Frances Sjoberg
September 26, 2009
Recitation for Marlon Evans
from his self-introduction in Red Ink
Taking a poem from beginning to end
With a story in between
In a non-Indian world many times
I was the only brown-skinned person around
With a story in between
My poetic approach is to ensure to the audience
I was the only brown-skinned person around
I tell stories with very uncomplicated language
My poetic approach is to ensure to the audience
The Tumamoc Hill hiking experience
I tell stories with very uncomplicated language
At 4 a.m. in the morning
The Tumamoc Hill hiking experience
To the east, the warm city lights of Tucson
At 4 a.m. in the morning
To the west, the overwhelming
To the east, the warm city lights of Tucson
I am seeking the dynamic within
To the west, the overwhelming
A discipline and environment
I am seeking the dynamic within
A sensitivity that will ignite a flashpoint
A discipline and environment
Emotion, passion, perception
A sensitivity that will ignite a flashpoint
In a non-Indian world many times
Emotion, passion, perception
Taking a poem from beginning to end
Hinge
the pluck (heart liver pancreas liver lung) of a brute
valve
the axis of the earth and by extension the four cardinal points
two movable parts upon each other
to me and more also if even
Nothing is higher than these mysteries . . . . They have not only shown us the way to live joyfully, but they have taught us how to die with a better
hope.
– Cicero, on the Eleusinian Mysteries at the Temple of Demeter
at the beginning of the barley harvest
and there I will be
exilic, of Moab
pray let me glean and gather
as the awn adheres to the rachis
entreat me not to leave you
hordeum spontaneum
such ploughings bestow
I draw off my sandal
the ground put in apt condition
I draw off my sandal
and give it to you, thus
where you die I will die
and here I will be accounted
less than nothing
here I will be accounted
emptiness, and more also if even death
parts me from you
the awn adheres to the grain
a great sound, a gratification
hordeum spontaneum, brittle rachis
may wind disperse this seed
a blessing in the midst of the earth
and wild there
and there I will be
Squall
:
Without saying anything else
The sky opens up and looses a pounding
As tympani upon the desert
The sky goes purple and looses a pounding weight of rain
As a means of insistence
On the desert floor the water flowing
Swift as a means of insistence
The storm of sound and light
More than becomes all but
::
An extended choral rest
Dust beat down from rain
A sharpness to the edge of color
Gray-green or blue-green still
The light strikes unallayed
Here is where the piccolo enters
From the hill of the saddest moment
The high pitch charming the stalk of a blue agave
The stalk as it rises more than a foot this morning
:::
A mourning dove atop the stalk leans into the sudden wind
The stalk a series of jerks
Recurring again and again
The mourning dove holds steady
A sudden wind again
On the desert at Sacaton, hallucination
On the desert at Sacaton, synesthesia
That basic ambiguity
The scent of a night blooming blossom
following Mary Leader, “Series as Opposed to Sequence”
Hinge
brass pin
together
held fast
let go
Frances Sjoberg was born in Sault Ste.

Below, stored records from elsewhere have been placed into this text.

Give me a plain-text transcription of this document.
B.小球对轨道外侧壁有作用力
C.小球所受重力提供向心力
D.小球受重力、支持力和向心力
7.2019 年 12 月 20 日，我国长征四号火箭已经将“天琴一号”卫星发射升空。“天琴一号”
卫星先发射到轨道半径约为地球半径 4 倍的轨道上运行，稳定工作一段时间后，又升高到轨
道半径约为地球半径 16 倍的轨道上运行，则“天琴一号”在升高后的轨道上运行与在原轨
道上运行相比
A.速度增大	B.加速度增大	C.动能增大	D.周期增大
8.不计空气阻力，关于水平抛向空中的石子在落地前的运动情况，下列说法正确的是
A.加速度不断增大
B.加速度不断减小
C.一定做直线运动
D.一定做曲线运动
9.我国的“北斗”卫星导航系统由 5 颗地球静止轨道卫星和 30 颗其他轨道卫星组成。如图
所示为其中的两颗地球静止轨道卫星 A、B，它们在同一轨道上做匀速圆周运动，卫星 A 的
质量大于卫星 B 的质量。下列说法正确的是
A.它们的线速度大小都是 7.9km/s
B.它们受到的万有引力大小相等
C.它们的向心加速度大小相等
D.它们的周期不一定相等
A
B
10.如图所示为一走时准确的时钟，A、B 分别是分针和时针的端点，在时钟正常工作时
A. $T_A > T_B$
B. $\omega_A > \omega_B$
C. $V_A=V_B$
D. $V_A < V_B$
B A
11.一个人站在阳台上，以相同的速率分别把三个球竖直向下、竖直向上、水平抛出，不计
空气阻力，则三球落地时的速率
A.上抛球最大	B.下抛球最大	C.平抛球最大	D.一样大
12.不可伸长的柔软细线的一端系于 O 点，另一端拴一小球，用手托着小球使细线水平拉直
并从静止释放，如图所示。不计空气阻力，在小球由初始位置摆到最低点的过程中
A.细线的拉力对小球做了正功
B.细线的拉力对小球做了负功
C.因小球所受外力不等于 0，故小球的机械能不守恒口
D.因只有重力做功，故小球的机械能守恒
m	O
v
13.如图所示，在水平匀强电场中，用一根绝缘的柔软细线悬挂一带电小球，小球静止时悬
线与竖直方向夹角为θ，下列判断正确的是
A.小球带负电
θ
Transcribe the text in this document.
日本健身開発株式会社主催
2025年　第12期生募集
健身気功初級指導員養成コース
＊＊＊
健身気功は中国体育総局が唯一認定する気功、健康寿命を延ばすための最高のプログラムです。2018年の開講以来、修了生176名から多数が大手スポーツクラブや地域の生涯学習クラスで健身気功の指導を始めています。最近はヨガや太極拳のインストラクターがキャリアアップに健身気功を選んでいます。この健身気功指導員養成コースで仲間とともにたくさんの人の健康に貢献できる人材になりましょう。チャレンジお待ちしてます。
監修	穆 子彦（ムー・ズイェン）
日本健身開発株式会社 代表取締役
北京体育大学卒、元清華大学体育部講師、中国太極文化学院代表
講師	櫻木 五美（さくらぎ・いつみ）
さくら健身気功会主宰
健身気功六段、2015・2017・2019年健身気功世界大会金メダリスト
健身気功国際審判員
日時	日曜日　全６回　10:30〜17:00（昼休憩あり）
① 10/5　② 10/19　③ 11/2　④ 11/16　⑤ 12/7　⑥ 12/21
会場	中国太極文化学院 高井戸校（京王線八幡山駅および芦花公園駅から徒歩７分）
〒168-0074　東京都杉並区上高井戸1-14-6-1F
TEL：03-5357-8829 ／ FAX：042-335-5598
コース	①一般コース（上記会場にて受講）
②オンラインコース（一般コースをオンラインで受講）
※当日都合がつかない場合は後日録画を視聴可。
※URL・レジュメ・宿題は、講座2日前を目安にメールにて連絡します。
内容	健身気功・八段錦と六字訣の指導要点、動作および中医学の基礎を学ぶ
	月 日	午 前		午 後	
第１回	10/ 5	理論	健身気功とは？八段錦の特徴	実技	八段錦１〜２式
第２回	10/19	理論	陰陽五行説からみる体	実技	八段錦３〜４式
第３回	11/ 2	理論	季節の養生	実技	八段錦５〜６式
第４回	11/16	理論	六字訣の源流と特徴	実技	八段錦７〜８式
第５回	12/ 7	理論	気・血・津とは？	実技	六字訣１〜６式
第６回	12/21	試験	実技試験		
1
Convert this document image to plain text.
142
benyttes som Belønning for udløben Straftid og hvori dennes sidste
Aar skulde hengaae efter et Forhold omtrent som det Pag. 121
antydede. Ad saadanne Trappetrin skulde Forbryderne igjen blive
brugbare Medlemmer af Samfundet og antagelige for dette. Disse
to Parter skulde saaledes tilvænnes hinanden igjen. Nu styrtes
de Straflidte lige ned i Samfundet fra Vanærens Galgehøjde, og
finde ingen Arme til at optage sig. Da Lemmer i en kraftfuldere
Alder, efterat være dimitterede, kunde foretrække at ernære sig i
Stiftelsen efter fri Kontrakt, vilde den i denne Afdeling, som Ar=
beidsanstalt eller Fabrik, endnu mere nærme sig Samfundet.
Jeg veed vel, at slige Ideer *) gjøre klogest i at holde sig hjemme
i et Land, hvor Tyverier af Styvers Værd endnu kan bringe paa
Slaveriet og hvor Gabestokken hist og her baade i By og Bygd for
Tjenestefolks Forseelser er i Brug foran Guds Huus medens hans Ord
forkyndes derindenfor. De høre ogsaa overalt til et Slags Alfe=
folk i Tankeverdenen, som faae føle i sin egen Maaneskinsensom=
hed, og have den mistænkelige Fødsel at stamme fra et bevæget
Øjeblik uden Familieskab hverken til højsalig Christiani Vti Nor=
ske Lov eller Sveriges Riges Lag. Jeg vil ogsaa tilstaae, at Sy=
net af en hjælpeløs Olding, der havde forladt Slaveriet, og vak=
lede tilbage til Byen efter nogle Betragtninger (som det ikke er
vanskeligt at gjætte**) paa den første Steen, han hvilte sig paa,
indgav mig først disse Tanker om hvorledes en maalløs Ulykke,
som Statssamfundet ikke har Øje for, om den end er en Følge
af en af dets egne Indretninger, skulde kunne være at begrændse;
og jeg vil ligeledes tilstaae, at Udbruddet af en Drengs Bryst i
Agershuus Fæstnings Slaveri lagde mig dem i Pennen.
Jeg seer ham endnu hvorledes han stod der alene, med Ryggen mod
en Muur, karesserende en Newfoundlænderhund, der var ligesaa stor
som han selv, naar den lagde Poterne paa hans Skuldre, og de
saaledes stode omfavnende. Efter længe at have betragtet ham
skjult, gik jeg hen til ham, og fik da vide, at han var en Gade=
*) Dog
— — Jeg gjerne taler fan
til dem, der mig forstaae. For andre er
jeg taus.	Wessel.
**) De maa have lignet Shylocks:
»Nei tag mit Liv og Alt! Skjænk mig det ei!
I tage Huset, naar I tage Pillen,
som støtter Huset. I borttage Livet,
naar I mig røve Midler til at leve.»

Marie, Michigan and raised in Globe, Arizona. She holds a B.A. in English and an M.F.A. in Poetry. She is now a law student at the University of Arizona College of Law where she is Articles Manager for Arizona Law Review and Chapter President for the American Constitution Society for Law and Policy. Before law school, she was the Literary Director of the University of Arizona Poetry Center. While at the Poetry Center, she coordinated symposia on Indigenous Language & Poetry and on Conceptual Poetry & Its Others. A chapbook of her poems, Outcrop, was published by Chax Press. Her favorite things are silent Ks and homonyms.
Frances‘s friendship with Marlon extended from collaboration at the University of Arizona Poetry Center to early morning hikestogether on Tumamoc Hill.